COURTESY KARMA INTERNATIONAL
COURTESY KARMA INTERNATIONAL
Karma International, the Swiss gallery with an outpost in Los Angeles, will move its Zurich location, currently across the Limmat River from the city’s Kunsthalle, to Kreis 3, a gentrifying neighborhood that is currently home to many artists. The inaugural exhibition for the space will be a career survey of Meret Oppenheim and will open on December 13.
The upcoming show is the gallery’s first of work by Oppenheim, who is perhaps best known in the United States for her 1936 sculpture Object, a fur-lined cup, saucer, and spoon that’s considered by many a hallmark of Surrealism and currently resides in the collection of the Museum of Modern Art in New York.
“She’s one of the most important female Swiss artists in history,” Marina Olsen, Karma’s co-director, told ARTnews. “She’s a pioneer in many ways, especially for the younger generation of artists, particularly the artists in our program.”
The exhibition will focus primarily on the Swiss artist’s drawings, tracing her career from her days among the Parisian avant-garde in the 1930s until her late work in the 1980s when she had returned to Switzerland, living in Carona, now a part of Lugano.
“Most of her spirit is most directly captured in her works on paper,” Olsen said. “In this medium, she could talk about her obscureness, her Surrealist feelings. It was performative in away, she inscribed her whole self in them.”
The new location will be about the same size as the previous space, but with soaring 16-foot ceilings, a rarity in Zurich, Olsen said. The space has been retrofitted by the architecture firm Caruso St John Architects, which has offices in London and Zurich, and has designed several museums and galleries, including Tate Britain, Newport Street Gallery, and several branches of Gagosian.
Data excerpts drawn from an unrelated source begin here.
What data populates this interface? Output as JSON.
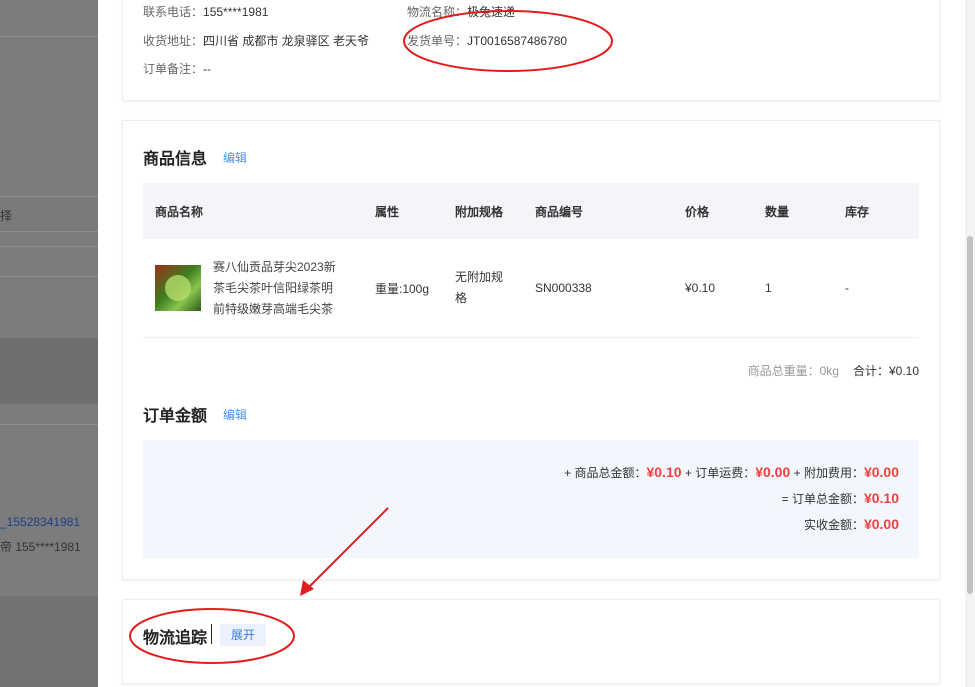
{
  "background": {
    "select_hint": "择",
    "link_text": "_15528341981",
    "phone_row": "帝  155****1981"
  },
  "receiver": {
    "phone_label": "联系电话：",
    "phone_value": "155****1981",
    "address_label": "收货地址：",
    "address_value": "四川省 成都市 龙泉驿区 老天爷",
    "remark_label": "订单备注：",
    "remark_value": "--",
    "logistics_label": "物流名称：",
    "logistics_value": "极兔速递",
    "tracking_label": "发货单号：",
    "tracking_value": "JT0016587486780"
  },
  "goods": {
    "title": "商品信息",
    "edit_label": "编辑",
    "columns": [
      "商品名称",
      "属性",
      "附加规格",
      "商品编号",
      "价格",
      "数量",
      "库存"
    ],
    "rows": [
      {
        "name": "赛八仙贡品芽尖2023新茶毛尖茶叶信阳绿茶明前特级嫩芽高端毛尖茶",
        "attr": "重量:100g",
        "extra": "无附加规格",
        "sku": "SN000338",
        "price": "¥0.10",
        "qty": "1",
        "stock": "-"
      }
    ],
    "total_weight": "商品总重量：0kg",
    "subtotal": "合计：¥0.10"
  },
  "amount": {
    "title": "订单金额",
    "edit_label": "编辑",
    "line1": {
      "goods_label": "+ 商品总金额：",
      "goods_value": "¥0.10",
      "freight_label": " + 订单运费：",
      "freight_value": "¥0.00",
      "extra_label": " + 附加费用：",
      "extra_value": "¥0.00"
    },
    "line2": {
      "label": "= 订单总金额：",
      "value": "¥0.10"
    },
    "line3": {
      "label": "实收金额：",
      "value": "¥0.00"
    }
  },
  "logistics_tracking": {
    "title": "物流追踪",
    "expand_label": "展开"
  },
  "colors": {
    "accent": "#4c8ff0",
    "price_red": "#f04141",
    "annotation": "#e11d1d"
  }
}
Olsen said that one of the reasons for moving the gallery’s physical location was to “change energies . . . to get new inspiration, for ourselves and for the artists.” Future shows for the exhibition include solo outings for David Hominal, Simone Fattal, Pamela Rosenkranz, and L.A.-based artist Alex Becerra, who was included in a 2017 group show, “Hot Mess,” at Karma’s L.A. location.